If $b=1$ then $m=\frac{a^2+1}{a}=a+\frac{1}{a},\;\;n=\frac{1+a}{a+1}=1$ and $m$ is integer if and only if $a=1$.
Let, from now on, $a,\;b \geqslant 2.$
We denote $s=a+b$; in this case we have $s\geqslant 4$.

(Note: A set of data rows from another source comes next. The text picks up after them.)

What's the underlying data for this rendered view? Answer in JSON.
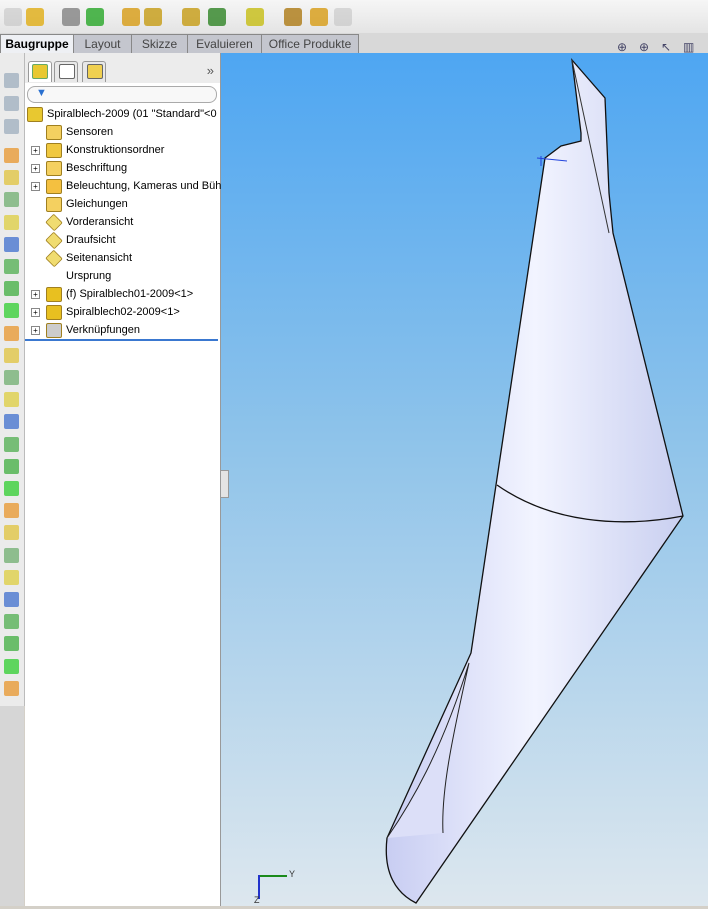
{
  "tabs": [
    "Baugruppe",
    "Layout",
    "Skizze",
    "Evaluieren",
    "Office Produkte"
  ],
  "panel": {
    "expand": "»",
    "tree": [
      {
        "label": "Spiralblech-2009  (01 \"Standard\"<0",
        "icon": "assembly-icon",
        "expandable": false,
        "root": true
      },
      {
        "label": "Sensoren",
        "icon": "sensor-folder-icon",
        "expandable": false
      },
      {
        "label": "Konstruktionsordner",
        "icon": "design-binder-icon",
        "expandable": true
      },
      {
        "label": "Beschriftung",
        "icon": "annotations-icon",
        "expandable": true
      },
      {
        "label": "Beleuchtung, Kameras und Bühr",
        "icon": "lights-icon",
        "expandable": true
      },
      {
        "label": "Gleichungen",
        "icon": "equations-icon",
        "expandable": false
      },
      {
        "label": "Vorderansicht",
        "icon": "plane-icon",
        "expandable": false
      },
      {
        "label": "Draufsicht",
        "icon": "plane-icon",
        "expandable": false
      },
      {
        "label": "Seitenansicht",
        "icon": "plane-icon",
        "expandable": false
      },
      {
        "label": "Ursprung",
        "icon": "origin-icon",
        "expandable": false
      },
      {
        "label": "(f) Spiralblech01-2009<1>",
        "icon": "part-icon",
        "expandable": true
      },
      {
        "label": "Spiralblech02-2009<1>",
        "icon": "part-icon",
        "expandable": true
      },
      {
        "label": "Verknüpfungen",
        "icon": "mates-icon",
        "expandable": true
      }
    ]
  },
  "triad": {
    "y": "Y",
    "z": "Z"
  },
  "colors": {
    "accent": "#3a78d0"
  }
}
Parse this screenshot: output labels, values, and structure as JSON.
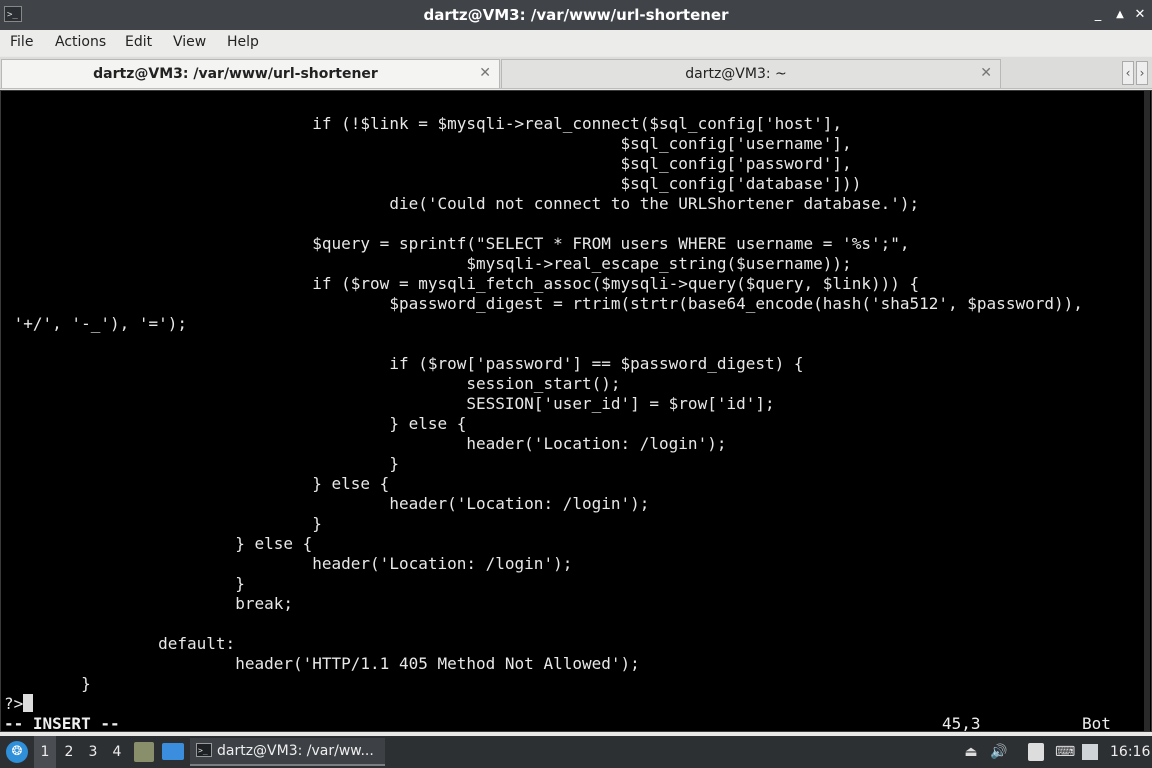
{
  "window": {
    "title": "dartz@VM3: /var/www/url-shortener",
    "app_icon": "terminal-icon",
    "controls": {
      "minimize": "_",
      "maximize": "▲",
      "close": "✕"
    }
  },
  "menu": {
    "items": [
      "File",
      "Actions",
      "Edit",
      "View",
      "Help"
    ]
  },
  "tabs": [
    {
      "label": "dartz@VM3: /var/www/url-shortener",
      "active": true,
      "close": "✕"
    },
    {
      "label": "dartz@VM3: ~",
      "active": false,
      "close": "✕"
    }
  ],
  "tab_scroll": {
    "left": "‹",
    "right": "›"
  },
  "terminal": {
    "lines": [
      "                                if (!$link = $mysqli->real_connect($sql_config['host'],",
      "                                                                $sql_config['username'],",
      "                                                                $sql_config['password'],",
      "                                                                $sql_config['database']))",
      "                                        die('Could not connect to the URLShortener database.');",
      "",
      "                                $query = sprintf(\"SELECT * FROM users WHERE username = '%s';\",",
      "                                                $mysqli->real_escape_string($username));",
      "                                if ($row = mysqli_fetch_assoc($mysqli->query($query, $link))) {",
      "                                        $password_digest = rtrim(strtr(base64_encode(hash('sha512', $password)),",
      " '+/', '-_'), '=');",
      "",
      "                                        if ($row['password'] == $password_digest) {",
      "                                                session_start();",
      "                                                SESSION['user_id'] = $row['id'];",
      "                                        } else {",
      "                                                header('Location: /login');",
      "                                        }",
      "                                } else {",
      "                                        header('Location: /login');",
      "                                }",
      "                        } else {",
      "                                header('Location: /login');",
      "                        }",
      "                        break;",
      "",
      "                default:",
      "                        header('HTTP/1.1 405 Method Not Allowed');",
      "        }",
      "?>"
    ],
    "mode": "-- INSERT --",
    "cursor_position": "45,3",
    "scroll_position": "Bot"
  },
  "taskbar": {
    "start_icon": "menu-logo-icon",
    "workspaces": [
      "1",
      "2",
      "3",
      "4"
    ],
    "active_workspace": "1",
    "launchers": [
      "file-manager-icon",
      "desktop-icon"
    ],
    "task": {
      "label": "dartz@VM3: /var/ww...",
      "icon": "terminal-icon"
    },
    "tray_icons": [
      "eject-icon",
      "volume-icon",
      "notes-icon",
      "keyboard-icon",
      "network-icon"
    ],
    "clock": "16:16"
  }
}
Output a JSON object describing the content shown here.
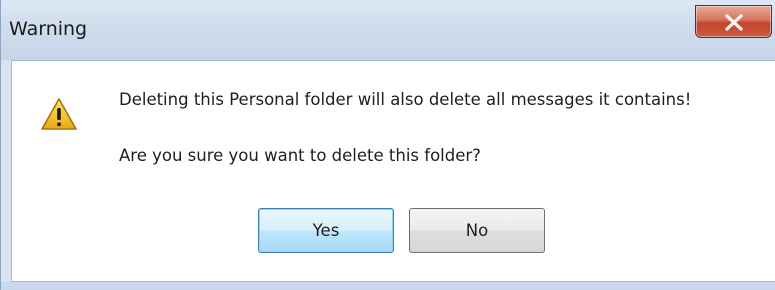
{
  "window": {
    "title": "Warning"
  },
  "dialog": {
    "message_primary": "Deleting this Personal folder will also delete all messages it contains!",
    "message_question": "Are you sure you want to delete this folder?",
    "icon": "warning-triangle-icon"
  },
  "buttons": {
    "yes_label": "Yes",
    "no_label": "No",
    "close_icon": "close-icon",
    "default": "Yes"
  },
  "colors": {
    "close_button": "#c95a3f",
    "warning_icon": "#f2c12e",
    "default_button_border": "#3c7fb1"
  }
}
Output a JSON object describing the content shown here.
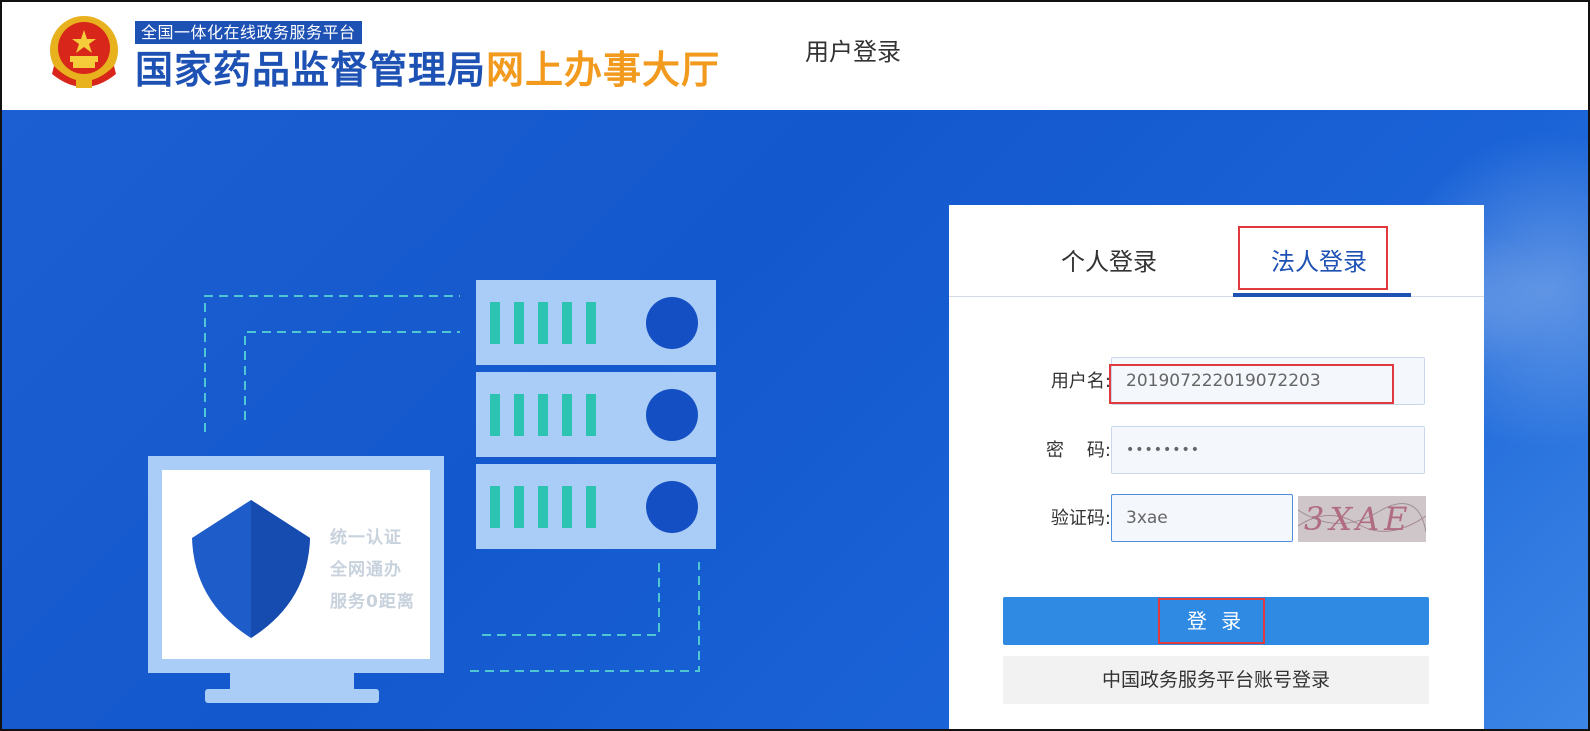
{
  "header": {
    "platform_tag": "全国一体化在线政务服务平台",
    "brand_main": "国家药品监督管理局",
    "brand_accent": "网上办事大厅",
    "page_heading": "用户登录"
  },
  "illustration": {
    "slogan_lines": [
      "统一认证",
      "全网通办",
      "服务0距离"
    ]
  },
  "login": {
    "tabs": [
      {
        "label": "个人登录",
        "active": false
      },
      {
        "label": "法人登录",
        "active": true
      }
    ],
    "username": {
      "label": "用户名:",
      "value": "201907222019072203"
    },
    "password": {
      "label": "密    码:",
      "value": "••••••••"
    },
    "captcha": {
      "label": "验证码:",
      "value": "3xae",
      "image_text": "3XAE"
    },
    "submit_label": "登 录",
    "alt_login_label": "中国政务服务平台账号登录"
  },
  "colors": {
    "brand_blue": "#1d51b4",
    "brand_orange": "#f29a1d",
    "hero_blue": "#1458cd",
    "button_blue": "#2f8ae3",
    "highlight_red": "#e0393e",
    "server_bar_teal": "#2cc3b1"
  },
  "icons": {
    "emblem": "national-emblem-icon",
    "shield": "shield-icon"
  }
}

$n=\frac{a+b+b^2-b}{a+b}=\frac{s+b(b-1)}{s}=1+\frac{b(b-1)}{s} \tag{2}$
$m=\frac{(s-b)^2+b}{s-1}=\frac{s^2-2sb+b^2+b}{s-1}= s-2b+1+\frac{b(b-1)+1}{s-1}\tag{3}$
(For (3) we process the numerator like this $s^2-2sb+b^2+b=(s^2-s)\color{Red}{+s}\underset{=-2b(s-1)}{\underbrace{-2sb+2b}}-b+b^2\color{Red}{-1}+1=$
$=(s-1)(s+1-2b)+b^2-b+1$)
We will show that we can have neither $m\in \mathbb{Z}$ nor $n\in \mathbb{Z}$.
We assume the opposite :
$m\in\mathbb{Z}\;\;AND\;\; n\in\mathbb{Z} \tag{4}$
Because $b(b-1)\geqslant 2$, we have $n\in\mathbb{Z}\;\overset{(2)}{\Rightarrow} \;b(b-1)=k \cdot s,\;k\in\mathbb{N}.$ But $s>b\Rightarrow k\cdot s=b(b-1)>k\cdot b$, hence
$\color{Red}{\fbox{k<b-1}}\tag{5}$
On the other hand $m\in\mathbb{Z}\overset{(3)}{\Rightarrow} s-1\mid ks+1=k(s-1)+(k+1)$, so $s-1 \mid k+1$, and hence $k+1\geqslant s-1$ from where
$k\geqslant s-2=a+b-2=(a-1)+(b-1)$.
From the previous row it follows :
$\color{Red}{\fbox{$k\geqslant b-1$}}\tag{6}$
But (5) and (6) are contradictory.
And here, as in the first example, the contradiction appeared somewhere you didn't expect it. So (4) is false, so at least one of the numbers $m,\;n$ is not an integer.